Our opinion is based on the Internal Revenue Code of 1986, as amended (the “Code”), Treasury regulations promulgated thereunder, judicial decisions, published positions of the Internal Revenue Service (the “Service”), and such other authorities as we have considered relevant, all as in effect on the date of this opinion and all of which are subject to change or differing interpretations, possibly with retroactive effect. A change in the authorities upon which our opinion is based could affect the conclusions expressed herein. Moreover, there can be no assurance that our opinion will be accepted by the Service or, if challenged, by a court.
Compute Health Acquisition Corp.
June 12, 2023
Page 3
Based upon the foregoing and subject to the assumptions, exceptions, limitations and qualifications set forth herein, we are of the opinion that, for United States federal income tax purposes, the CPUH Merger should qualify as a “reorganization” within the meaning of section 368(a)(1)(F) of the Code.
Except as expressly set forth above, we express no other opinion. This opinion is being delivered prior to the consummation of the CPUH Merger and therefore is prospective and dependent on future events. This opinion is expressed as of the date hereof, and we are under no obligation to supplement or revise our opinion to reflect any legal developments, any factual matters arising subsequent to the date hereof, or the impact of any information, document, certificate, record, statement, factual representation, covenant, or assumption relied upon herein that becomes incorrect or untrue. No assurances can be given that future legislative, judicial, or administrative changes, on either a prospective or a retroactive basis, or future factual developments, would not adversely affect the accuracy of the conclusion stated herein.

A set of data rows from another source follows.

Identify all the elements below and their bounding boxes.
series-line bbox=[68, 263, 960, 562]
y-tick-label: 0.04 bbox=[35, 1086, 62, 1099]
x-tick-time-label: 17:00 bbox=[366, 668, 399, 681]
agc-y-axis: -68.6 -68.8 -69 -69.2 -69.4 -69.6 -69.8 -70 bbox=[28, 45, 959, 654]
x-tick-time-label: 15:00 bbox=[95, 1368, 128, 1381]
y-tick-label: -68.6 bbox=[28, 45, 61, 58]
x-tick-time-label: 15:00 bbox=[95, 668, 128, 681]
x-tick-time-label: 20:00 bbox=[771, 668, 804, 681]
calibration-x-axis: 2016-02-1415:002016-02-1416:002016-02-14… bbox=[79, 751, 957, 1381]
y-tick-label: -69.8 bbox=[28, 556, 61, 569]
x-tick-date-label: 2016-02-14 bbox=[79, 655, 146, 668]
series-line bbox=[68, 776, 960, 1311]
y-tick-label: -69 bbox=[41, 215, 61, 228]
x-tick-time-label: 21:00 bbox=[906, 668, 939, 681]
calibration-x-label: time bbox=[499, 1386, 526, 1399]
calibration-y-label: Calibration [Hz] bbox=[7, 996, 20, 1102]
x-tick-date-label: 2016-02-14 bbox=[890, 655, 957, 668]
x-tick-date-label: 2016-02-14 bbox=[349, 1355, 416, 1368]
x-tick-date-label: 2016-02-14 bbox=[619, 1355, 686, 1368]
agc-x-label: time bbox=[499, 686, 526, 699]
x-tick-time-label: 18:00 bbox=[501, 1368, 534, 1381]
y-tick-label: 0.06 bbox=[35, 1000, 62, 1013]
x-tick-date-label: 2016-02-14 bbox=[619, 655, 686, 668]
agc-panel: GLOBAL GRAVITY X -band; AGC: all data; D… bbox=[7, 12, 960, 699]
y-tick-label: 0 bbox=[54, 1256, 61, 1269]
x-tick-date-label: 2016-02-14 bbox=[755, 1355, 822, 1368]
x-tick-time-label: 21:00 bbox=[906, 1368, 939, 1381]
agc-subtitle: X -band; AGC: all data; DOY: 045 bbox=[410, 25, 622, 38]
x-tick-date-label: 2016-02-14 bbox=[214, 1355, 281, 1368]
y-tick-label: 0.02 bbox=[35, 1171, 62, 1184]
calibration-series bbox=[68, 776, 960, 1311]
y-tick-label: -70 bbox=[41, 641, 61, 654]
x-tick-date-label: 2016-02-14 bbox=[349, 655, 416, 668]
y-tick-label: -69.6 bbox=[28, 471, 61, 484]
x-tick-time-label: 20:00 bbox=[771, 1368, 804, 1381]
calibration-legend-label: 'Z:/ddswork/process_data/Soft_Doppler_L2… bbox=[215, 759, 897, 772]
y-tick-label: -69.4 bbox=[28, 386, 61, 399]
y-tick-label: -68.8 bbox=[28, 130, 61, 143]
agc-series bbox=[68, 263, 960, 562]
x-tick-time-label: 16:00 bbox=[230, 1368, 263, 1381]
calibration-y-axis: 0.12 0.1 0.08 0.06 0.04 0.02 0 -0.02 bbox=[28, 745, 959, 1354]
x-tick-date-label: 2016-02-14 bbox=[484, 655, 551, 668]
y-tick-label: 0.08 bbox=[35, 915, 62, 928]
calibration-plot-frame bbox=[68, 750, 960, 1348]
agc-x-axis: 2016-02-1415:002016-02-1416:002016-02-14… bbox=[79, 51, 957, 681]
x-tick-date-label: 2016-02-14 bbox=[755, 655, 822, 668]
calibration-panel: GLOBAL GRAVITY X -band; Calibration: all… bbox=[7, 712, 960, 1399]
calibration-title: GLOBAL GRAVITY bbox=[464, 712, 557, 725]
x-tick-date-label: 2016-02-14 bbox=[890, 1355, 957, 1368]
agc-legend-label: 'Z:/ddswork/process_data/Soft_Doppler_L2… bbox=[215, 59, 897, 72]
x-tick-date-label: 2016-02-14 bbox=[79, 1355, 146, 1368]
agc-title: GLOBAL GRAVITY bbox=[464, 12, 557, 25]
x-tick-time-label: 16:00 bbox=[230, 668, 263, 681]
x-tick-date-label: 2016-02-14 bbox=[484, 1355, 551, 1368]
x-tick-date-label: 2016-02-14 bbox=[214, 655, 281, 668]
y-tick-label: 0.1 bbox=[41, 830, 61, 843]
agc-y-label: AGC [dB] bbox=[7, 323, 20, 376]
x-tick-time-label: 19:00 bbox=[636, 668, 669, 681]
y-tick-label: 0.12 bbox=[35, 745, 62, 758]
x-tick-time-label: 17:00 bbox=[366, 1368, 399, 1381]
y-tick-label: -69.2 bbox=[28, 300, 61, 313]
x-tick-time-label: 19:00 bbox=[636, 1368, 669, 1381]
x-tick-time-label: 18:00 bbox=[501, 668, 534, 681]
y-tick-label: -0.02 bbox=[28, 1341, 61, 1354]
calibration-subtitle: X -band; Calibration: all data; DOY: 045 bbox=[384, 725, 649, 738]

In accordance with the requirements of Item 601(b)(23) of Regulation S-K under the Securities Act of 1933, we hereby consent to the filing of this opinion as an exhibit to the Registration Statement and the use of our name under the heading
“U.S. Federal Income Tax Considerations” in the Registration Statement. In giving this consent, we do not admit that we come within the category of persons whose consent is required under section 7 of the Securities Act of 1933 or the rules and regulations of the SEC thereunder.